Tuesday, March 2, 2010

There is a House in DC

They call C Street house, which is the target of a complaint filed with the IRS by 13 Ohio clergy members:
The owners of a $1.8 million townhouse on Capitol Hill that has been home and refuge to conservative members of Congress are wrongly claiming a federal tax exemption reserved for religious establishments, 13 Ohio clergy members contend in a complaint to the Internal Revenue Service.

The clergy suspect that the C Street Center, which rents living space to lawmakers, is "an exclusive club for powerful officials . . . masquerading as a church," according to a request for an investigation addressed to IRS Commissioner Douglas Shulman.

The Ohio clergy, all Protestant members of Clergy Voice, say that the house serves no public interest and has no recognized creed or form of worship.

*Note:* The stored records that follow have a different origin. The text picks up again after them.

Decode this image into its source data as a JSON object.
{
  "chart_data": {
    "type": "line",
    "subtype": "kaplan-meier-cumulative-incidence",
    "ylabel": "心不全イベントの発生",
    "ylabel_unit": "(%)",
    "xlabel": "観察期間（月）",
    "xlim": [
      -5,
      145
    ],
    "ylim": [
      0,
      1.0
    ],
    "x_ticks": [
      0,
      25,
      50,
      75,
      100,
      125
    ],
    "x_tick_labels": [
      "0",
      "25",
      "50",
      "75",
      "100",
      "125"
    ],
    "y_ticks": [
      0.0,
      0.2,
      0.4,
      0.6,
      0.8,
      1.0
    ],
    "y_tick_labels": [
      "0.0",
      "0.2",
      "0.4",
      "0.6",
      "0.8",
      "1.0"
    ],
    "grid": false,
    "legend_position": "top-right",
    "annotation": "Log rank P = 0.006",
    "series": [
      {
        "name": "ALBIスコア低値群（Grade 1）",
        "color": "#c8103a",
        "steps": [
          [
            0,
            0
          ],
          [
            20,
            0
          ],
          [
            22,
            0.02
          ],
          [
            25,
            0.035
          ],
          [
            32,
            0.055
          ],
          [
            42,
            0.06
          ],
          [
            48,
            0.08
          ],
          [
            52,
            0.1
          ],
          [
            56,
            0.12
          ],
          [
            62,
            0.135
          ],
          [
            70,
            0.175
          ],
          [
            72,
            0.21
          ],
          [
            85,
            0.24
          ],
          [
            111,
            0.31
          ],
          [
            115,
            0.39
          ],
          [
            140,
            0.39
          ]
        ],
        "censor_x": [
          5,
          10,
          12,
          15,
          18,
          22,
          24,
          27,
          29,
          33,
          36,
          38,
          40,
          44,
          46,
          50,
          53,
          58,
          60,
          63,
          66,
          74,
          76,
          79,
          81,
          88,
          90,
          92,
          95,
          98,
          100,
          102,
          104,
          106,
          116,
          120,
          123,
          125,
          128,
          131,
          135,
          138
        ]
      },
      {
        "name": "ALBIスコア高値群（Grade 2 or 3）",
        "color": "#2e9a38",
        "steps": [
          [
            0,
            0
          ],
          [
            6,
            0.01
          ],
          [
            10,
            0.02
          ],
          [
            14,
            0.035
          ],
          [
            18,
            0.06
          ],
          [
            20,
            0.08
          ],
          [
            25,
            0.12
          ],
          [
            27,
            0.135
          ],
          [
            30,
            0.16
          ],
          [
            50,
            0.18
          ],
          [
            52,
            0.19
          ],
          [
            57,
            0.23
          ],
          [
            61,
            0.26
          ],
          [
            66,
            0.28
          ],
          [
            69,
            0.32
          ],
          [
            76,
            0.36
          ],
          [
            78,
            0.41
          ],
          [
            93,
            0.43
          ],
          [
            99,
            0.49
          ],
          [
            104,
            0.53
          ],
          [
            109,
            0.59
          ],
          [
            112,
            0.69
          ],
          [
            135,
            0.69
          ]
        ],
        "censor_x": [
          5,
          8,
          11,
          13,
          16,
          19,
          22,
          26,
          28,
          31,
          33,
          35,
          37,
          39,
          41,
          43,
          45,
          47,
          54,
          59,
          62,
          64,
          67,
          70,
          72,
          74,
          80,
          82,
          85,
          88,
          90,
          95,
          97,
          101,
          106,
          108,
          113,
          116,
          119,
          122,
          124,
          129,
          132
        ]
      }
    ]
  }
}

A quick Google search of Clergy Voice shows the group is largely progressive so this may be an ideological attack more than it is a concern for the separation of church and state.

I don't know anything about this house and why the owner, The C Street Center, enjoys tax exempt status but apparently DC authorities have already taken a look at it and determined that its activities are 66% taxable and 34% tax exempt. Sounds reasonable; tax exempt organizations pay tax on its non-tax exempt activities. The IRS may have already made the same determination so there may not be much here.

The article has former residents and affiliates not returning phone calls or distancing themselves from the house so it doesn't look good. It may not be. But my sense is that a lot of this kind of thing is going on and, if you don't like it, once again, take a look at your Congressmen. They're the ones who write the tax laws.